U.N. Reports Growing Inequality Among Children in Rich Nations



The wealthiest nations are failing the most disadvantaged of their children, the United Nations reported Wednesday in a study that showed widening disparities even between the middle and lowest household income levels.

The study, published by the United Nations Children’s Fund, or Unicef, focused not on the gap between the richest and poorest segments of societies but rather on the widening disparities between children at the bottom and their peers in the middle.

The purpose of the study, Unicef said in releasing the report, was to “highlight how far children are falling behind in the dimensions of income, education, health and life satisfaction.”

The study analyzed data from 41 countries of the European Union and the Organization for Economic Cooperation and Development. It found that incomes in households below the median had grown more slowly than those above it, “fueling increases in poverty and deprivation among children.”

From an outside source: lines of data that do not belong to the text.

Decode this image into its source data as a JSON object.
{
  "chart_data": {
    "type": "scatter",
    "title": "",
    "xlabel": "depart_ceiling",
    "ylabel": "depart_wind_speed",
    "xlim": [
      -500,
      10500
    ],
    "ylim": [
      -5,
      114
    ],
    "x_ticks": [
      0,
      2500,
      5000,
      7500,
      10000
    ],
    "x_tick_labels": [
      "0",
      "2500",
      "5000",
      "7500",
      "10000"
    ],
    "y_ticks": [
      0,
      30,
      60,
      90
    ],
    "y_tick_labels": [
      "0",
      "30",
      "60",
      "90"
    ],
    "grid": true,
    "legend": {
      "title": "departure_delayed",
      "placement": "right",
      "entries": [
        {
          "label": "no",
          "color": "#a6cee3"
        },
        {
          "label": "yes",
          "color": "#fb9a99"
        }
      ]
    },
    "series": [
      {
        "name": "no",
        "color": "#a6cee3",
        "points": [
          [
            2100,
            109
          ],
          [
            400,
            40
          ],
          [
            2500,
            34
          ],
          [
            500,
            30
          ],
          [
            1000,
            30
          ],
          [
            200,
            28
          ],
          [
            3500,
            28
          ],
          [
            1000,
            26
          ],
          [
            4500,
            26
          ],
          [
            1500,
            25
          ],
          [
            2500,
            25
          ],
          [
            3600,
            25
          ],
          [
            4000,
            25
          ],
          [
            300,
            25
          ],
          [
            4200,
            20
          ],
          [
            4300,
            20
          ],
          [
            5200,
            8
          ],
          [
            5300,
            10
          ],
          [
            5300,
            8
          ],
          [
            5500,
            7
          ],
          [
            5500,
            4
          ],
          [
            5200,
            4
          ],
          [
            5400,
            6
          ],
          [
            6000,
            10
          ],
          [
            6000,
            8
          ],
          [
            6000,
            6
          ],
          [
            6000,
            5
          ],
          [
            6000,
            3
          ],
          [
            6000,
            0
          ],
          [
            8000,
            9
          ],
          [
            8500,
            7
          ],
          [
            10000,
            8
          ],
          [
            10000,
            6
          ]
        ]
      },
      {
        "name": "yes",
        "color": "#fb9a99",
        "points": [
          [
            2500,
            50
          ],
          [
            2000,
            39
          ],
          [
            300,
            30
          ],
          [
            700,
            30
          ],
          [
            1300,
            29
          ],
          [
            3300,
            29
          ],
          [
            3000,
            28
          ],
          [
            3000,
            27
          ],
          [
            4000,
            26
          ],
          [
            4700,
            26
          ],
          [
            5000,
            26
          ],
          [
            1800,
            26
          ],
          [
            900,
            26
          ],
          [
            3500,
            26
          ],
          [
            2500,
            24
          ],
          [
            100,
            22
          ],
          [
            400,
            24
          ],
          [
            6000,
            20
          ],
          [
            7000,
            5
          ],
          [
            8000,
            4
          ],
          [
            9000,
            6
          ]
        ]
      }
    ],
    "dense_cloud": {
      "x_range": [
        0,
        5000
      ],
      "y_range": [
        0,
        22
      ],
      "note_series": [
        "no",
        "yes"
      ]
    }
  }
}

While inequality gaps in child educational achievement narrowed between those in the lowest and middle groups in these countries, the study found that inequalities in health had widened.

In an overall ranking of the countries, Denmark is the leader, with relatively narrow inequality gaps between children at the low end of income distribution and those in the middle. The overall ranking is weakest for Turkey and Israel, which have the widest inequality gaps.

Disparities in child health, derived from a survey of school-age children that measured the frequency of their health complaints, widened in a majority of the countries, the study showed. The smallest gaps between children at the low end of income levels and those in the middle were found in Austria, Germany and Switzerland, and the largest were in Turkey and Israel.

The study also showed that Canada, France, Iceland and Sweden had fallen in the overall rankings when compared with their performances in recent years. France and Canada, which had been ranked in the middle of the rankings, now are in the bottom third. Iceland and Sweden, which had been toward the top, now are barely above the bottom third.

In the household income category, two of the wealthiest countries — Japan and the United States — were in the bottom third in terms of the relative income gap, which reflects how far the poorest children have fallen behind those in the middle tier. In the United States, the household income disparity between the poorest children and those in the middle is nearly 59 percent, and in Japan it is slightly higher.